The United Kingdom gained a new monarch just over a month ago, but the coronation that really matters took place this Monday (24), with the imposition of Rishi Sunak as prime minister of a country that is currently experiencing the biggest crisis since the Second War.
Although the appointment could possibly be enough to stabilize the British economy, in freefall thanks to the disastrous management of her predecessor, Liz Truss, the new prime minister’s biggest challenge will be to convince the people – who, after all, did not elect him – of his legitimacy to to rule.
Sunak’s elevation to the highest post in British politics is a crowning achievement, then, in many ways. First, he managed to rally legislators from the narrow Conservative Party around him. Despite the infighting (between fiscalists and populists, pro and anti-immigration, Brexit supporters and those who clearly see the tragedy that the 2016 referendum caused to the country), Sunak arrived at 10 Downing Street, the official residence , without internal competition.
Faced with the imminent defeat of the Conservatives in the next elections, the party’s parliamentarians decided to impose on their base the only man capable of calming the markets at this moment.
Here is the second meaning of the coronation: it was imposed on the approximately 200 thousand members of the legend. As in every parliamentary system, the UK Prime Minister is the leader of the party with the most seats in the legislature.
It so happens that the British system has added pinches of populism to classical parliamentarism. While in other European democracies leaders are appointed only by co-religionists in elective positions, in the United Kingdom there is an internal party election. The conservative base, however, represents a country that no longer exists: old, Anglican and almost entirely white.
She had already rejected Sunak, of Indian descent, in choosing Liz Truss as prime minister in September. Apparently, a white candidate, whoever he was, would be enough for the conservative voter (in both senses) to prefer him to the one who now becomes the first non-white prime minister of the United Kingdom.
In the UK, the party that controls Parliament must call a new election at least every five years – although it is not uncommon for elections to be brought forward when the party feels some chance of broadening its base, as Theresa May did in 2017 and Boris Johnson in 2019. Now, however, polls indicate that the Conservatives would lose badly, so under no circumstances will they call an election. Instead, they should hold on as long as possible until the legal limit in 2025.
And, if the goal is to hold the ends, Sunak is really the best name to do it. Nobody questions your competence. Educated at one of the most prestigious private schools in England, a graduate of Oxford University and an MBA from Stanford, he was finance minister under Boris – and he was credited with the country’s relative economic stability during the Covid pandemic.
But if he is a respected technocrat, he is also deeply unpopular. A millionaire (the British press estimates that he is richer than King Charles III), he has already been mocked on social media for not knowing the price of bread and not knowing how to use a credit card by approach at a gas station – the scene was seen in an action to promote the tax cut in the sector, in March this year.
(The car Sunak was driving in the action was also borrowed from an official, a popular model, not one of the four cars he has in the prime minister’s garage.)

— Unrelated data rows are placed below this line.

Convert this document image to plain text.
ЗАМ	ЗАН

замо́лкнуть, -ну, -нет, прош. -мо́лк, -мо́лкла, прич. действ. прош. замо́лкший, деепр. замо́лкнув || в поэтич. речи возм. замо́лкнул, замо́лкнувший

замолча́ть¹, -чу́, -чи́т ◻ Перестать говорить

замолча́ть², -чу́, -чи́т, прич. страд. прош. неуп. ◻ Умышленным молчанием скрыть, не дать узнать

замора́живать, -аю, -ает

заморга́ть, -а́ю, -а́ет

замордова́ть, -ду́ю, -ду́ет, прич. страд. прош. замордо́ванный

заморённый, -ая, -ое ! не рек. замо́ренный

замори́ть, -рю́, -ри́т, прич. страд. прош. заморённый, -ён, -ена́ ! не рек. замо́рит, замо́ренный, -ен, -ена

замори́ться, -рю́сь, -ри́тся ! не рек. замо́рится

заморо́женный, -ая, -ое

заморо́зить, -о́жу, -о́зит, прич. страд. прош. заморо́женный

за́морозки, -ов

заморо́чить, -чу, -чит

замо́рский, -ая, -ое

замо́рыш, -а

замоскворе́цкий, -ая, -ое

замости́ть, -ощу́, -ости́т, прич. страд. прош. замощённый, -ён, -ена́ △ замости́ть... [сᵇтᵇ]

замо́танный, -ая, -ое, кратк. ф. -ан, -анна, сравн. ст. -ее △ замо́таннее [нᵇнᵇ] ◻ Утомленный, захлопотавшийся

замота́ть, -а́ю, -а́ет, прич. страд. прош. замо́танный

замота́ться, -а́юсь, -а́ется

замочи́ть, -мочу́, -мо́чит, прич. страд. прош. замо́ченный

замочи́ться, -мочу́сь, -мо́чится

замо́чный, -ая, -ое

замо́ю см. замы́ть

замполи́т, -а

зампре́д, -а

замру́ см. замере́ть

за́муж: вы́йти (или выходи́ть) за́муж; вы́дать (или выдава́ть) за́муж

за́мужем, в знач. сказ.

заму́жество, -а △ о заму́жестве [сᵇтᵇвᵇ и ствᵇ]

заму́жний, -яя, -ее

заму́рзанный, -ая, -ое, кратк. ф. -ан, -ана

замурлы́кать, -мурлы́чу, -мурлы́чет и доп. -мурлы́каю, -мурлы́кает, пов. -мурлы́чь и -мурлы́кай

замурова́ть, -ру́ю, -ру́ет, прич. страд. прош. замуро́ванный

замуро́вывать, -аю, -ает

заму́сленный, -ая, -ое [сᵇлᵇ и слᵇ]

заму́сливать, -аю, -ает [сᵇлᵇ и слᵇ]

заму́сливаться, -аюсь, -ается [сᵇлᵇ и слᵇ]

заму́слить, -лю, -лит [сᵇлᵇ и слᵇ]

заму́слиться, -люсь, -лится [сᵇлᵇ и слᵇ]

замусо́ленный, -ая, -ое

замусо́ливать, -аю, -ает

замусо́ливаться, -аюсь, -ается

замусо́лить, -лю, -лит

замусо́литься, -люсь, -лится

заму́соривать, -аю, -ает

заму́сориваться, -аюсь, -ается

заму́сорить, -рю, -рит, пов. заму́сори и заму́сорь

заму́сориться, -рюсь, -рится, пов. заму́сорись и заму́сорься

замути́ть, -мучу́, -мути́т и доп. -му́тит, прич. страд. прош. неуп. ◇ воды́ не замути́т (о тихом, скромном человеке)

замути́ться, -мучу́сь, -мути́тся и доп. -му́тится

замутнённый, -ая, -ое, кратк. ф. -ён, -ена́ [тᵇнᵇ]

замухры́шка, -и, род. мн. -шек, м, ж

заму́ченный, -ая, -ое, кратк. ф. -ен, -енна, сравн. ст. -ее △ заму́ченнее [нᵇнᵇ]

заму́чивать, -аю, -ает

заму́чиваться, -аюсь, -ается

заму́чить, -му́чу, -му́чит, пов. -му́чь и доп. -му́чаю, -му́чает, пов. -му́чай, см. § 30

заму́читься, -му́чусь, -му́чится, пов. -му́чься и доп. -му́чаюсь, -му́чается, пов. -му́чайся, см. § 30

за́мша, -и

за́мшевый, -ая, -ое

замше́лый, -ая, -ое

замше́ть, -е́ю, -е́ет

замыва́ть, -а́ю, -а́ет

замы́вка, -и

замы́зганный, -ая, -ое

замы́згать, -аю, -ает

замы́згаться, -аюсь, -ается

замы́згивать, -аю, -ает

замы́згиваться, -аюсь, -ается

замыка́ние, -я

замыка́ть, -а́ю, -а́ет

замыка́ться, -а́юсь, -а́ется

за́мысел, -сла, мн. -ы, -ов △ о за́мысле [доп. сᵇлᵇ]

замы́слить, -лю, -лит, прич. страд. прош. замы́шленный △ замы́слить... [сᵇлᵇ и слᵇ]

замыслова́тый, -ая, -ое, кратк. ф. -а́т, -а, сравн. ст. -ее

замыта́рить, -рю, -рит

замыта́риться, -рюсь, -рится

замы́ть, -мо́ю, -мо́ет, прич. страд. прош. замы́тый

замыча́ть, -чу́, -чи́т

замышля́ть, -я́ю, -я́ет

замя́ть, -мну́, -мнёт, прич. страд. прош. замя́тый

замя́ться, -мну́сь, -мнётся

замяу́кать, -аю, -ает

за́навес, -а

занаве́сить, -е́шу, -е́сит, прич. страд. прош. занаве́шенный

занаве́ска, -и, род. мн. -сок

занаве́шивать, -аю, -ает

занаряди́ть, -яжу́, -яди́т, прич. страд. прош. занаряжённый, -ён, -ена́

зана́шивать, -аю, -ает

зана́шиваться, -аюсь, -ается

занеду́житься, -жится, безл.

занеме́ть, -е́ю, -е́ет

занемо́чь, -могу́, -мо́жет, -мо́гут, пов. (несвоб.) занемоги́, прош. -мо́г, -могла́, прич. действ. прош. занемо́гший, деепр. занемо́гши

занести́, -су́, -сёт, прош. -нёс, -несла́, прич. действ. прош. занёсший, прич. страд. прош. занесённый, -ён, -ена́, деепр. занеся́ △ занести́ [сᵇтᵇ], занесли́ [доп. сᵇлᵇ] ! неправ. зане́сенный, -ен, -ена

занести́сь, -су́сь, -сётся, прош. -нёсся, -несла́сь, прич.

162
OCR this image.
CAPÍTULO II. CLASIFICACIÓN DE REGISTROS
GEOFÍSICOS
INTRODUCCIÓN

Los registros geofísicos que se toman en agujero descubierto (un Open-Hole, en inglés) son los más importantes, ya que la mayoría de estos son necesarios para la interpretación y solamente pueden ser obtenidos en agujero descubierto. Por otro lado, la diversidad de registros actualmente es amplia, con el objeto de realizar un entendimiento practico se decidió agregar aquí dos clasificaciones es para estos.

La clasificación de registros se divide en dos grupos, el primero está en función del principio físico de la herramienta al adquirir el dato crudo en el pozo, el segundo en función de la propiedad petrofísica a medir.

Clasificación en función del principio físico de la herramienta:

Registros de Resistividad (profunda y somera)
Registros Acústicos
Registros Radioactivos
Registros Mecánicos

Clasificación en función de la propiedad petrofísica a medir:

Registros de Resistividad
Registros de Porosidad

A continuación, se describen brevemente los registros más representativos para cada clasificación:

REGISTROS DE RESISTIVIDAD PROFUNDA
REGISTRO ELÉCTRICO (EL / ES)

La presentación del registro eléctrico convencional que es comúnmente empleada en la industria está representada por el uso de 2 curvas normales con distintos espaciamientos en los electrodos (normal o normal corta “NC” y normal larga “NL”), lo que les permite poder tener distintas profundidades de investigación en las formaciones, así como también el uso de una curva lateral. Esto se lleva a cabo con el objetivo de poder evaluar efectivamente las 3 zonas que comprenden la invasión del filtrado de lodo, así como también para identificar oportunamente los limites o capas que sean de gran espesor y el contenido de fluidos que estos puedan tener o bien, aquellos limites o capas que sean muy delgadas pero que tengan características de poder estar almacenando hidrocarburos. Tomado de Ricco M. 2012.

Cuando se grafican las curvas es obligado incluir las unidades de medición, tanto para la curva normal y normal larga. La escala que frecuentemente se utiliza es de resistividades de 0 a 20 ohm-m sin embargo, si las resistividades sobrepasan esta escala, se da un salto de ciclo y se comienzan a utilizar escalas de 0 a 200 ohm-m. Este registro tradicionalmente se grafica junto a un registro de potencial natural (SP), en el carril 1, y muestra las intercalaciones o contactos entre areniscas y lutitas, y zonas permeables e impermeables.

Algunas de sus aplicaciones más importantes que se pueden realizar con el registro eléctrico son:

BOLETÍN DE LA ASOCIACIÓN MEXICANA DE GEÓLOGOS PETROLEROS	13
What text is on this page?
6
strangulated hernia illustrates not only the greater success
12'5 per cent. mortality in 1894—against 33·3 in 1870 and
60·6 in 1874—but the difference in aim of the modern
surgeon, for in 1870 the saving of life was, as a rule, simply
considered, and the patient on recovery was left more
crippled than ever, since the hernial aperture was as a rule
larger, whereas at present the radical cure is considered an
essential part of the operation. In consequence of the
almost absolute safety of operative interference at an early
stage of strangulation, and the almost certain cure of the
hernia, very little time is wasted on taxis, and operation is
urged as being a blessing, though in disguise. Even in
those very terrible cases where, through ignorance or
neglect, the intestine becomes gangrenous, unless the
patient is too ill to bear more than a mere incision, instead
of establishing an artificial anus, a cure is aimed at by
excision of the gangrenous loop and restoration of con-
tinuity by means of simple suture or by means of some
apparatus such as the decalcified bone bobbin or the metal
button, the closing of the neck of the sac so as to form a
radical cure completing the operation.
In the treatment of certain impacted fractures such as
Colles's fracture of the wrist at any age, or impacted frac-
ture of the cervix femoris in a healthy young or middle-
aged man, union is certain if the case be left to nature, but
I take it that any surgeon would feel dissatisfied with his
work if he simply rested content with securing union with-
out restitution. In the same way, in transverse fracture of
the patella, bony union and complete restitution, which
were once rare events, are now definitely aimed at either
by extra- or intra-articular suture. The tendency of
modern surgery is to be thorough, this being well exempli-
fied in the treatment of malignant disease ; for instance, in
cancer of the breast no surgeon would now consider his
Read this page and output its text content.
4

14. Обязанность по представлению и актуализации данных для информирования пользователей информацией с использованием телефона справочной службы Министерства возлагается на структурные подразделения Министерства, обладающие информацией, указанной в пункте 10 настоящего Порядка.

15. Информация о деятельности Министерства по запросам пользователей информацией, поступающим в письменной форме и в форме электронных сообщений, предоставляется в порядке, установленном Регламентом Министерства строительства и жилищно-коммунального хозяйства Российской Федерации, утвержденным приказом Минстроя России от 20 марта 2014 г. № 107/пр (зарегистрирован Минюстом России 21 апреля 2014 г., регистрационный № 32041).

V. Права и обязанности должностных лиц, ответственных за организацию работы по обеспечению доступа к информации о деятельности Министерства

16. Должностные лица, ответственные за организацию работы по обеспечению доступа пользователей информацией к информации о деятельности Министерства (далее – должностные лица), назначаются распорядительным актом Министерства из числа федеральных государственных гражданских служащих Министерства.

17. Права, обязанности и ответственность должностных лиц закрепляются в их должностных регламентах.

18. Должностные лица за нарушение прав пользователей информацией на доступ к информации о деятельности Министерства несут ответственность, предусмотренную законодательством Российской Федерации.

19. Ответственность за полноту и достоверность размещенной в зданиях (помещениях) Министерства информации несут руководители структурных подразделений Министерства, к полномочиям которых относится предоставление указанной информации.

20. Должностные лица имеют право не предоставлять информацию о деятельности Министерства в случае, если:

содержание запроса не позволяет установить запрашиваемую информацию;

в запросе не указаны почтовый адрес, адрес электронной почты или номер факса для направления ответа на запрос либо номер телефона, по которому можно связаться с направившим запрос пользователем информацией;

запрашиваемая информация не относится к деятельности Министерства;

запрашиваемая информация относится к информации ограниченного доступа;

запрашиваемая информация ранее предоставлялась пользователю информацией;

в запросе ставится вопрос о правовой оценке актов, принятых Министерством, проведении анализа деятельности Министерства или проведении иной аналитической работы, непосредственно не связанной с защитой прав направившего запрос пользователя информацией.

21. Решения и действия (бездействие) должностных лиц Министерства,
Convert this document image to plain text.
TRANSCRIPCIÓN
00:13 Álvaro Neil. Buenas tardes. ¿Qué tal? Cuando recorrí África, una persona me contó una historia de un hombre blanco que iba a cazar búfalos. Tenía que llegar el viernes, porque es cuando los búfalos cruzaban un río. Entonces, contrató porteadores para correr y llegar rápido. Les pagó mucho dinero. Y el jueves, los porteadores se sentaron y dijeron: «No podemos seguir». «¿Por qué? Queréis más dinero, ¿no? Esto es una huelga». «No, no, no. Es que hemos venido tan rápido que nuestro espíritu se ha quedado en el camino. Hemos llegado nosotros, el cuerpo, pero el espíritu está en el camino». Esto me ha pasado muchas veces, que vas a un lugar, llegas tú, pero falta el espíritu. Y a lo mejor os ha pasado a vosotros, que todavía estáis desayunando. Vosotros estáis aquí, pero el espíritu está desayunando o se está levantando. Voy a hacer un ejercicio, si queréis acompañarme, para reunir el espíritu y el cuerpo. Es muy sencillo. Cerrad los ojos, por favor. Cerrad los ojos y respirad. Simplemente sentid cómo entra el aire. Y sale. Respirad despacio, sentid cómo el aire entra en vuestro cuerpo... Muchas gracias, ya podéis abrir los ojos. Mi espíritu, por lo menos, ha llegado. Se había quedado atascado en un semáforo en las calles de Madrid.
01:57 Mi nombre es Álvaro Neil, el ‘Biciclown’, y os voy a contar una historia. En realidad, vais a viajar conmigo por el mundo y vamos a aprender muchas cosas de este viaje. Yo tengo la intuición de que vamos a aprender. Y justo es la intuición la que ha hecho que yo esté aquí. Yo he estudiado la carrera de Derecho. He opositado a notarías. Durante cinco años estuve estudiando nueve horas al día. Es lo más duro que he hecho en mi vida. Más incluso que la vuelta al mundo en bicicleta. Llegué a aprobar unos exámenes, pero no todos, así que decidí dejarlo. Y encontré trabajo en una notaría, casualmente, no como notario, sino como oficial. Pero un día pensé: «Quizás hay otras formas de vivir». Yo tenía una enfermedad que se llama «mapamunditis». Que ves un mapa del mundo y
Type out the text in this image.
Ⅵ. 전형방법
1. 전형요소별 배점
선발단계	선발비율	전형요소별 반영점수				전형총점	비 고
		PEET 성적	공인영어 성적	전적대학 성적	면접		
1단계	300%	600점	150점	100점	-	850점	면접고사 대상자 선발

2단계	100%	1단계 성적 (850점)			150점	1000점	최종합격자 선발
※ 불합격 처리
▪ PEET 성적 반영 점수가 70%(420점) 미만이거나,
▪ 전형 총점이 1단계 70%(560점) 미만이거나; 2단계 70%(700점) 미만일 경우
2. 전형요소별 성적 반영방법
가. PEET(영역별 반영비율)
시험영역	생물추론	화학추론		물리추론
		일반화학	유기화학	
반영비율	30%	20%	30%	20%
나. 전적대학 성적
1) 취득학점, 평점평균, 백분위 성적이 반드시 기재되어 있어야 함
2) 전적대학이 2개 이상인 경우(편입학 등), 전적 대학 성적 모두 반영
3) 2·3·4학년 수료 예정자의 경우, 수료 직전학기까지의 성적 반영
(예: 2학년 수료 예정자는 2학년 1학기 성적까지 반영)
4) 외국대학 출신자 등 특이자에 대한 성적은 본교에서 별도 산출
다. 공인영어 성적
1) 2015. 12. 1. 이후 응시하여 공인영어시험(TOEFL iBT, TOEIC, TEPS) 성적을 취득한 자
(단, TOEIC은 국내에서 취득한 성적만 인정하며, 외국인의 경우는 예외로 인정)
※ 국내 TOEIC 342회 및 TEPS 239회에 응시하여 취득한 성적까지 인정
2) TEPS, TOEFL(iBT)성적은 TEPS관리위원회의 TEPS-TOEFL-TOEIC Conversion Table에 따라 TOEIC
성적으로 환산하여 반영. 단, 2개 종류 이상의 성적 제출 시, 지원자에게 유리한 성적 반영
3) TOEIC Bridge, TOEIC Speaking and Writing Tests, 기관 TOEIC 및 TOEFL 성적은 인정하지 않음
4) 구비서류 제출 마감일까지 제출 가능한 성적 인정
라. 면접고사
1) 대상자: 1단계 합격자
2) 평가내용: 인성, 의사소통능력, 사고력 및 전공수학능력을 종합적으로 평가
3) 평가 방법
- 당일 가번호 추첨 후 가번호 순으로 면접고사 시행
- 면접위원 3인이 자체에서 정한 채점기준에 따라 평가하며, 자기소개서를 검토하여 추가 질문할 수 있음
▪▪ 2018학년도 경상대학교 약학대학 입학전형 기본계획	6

Apart from the memes, however, Sunak’s fortune has already brought much more serious problems. His wife, heiress to a billionaire Indian family, was accused of evading taxes by migrating to England.
The symbolism of a prime minister richer than the king could hardly come at a worse time. The UK is experiencing its worst inflation crisis in 40 years. Faced with the rise in the cost of living and the real fall in wages, strikes have erupted across the country. Meanwhile, in his first public speech, the new premier announced that cuts to already precarious (by European standards) public services are on the way.
Tax watchdog Sunak may be able to calm the markets – which in recent weeks have caused the pound to plummet and long-term yields on British government bonds to soar. More unlikely is that he will be able to calm an electorate that, after all, did not elect him.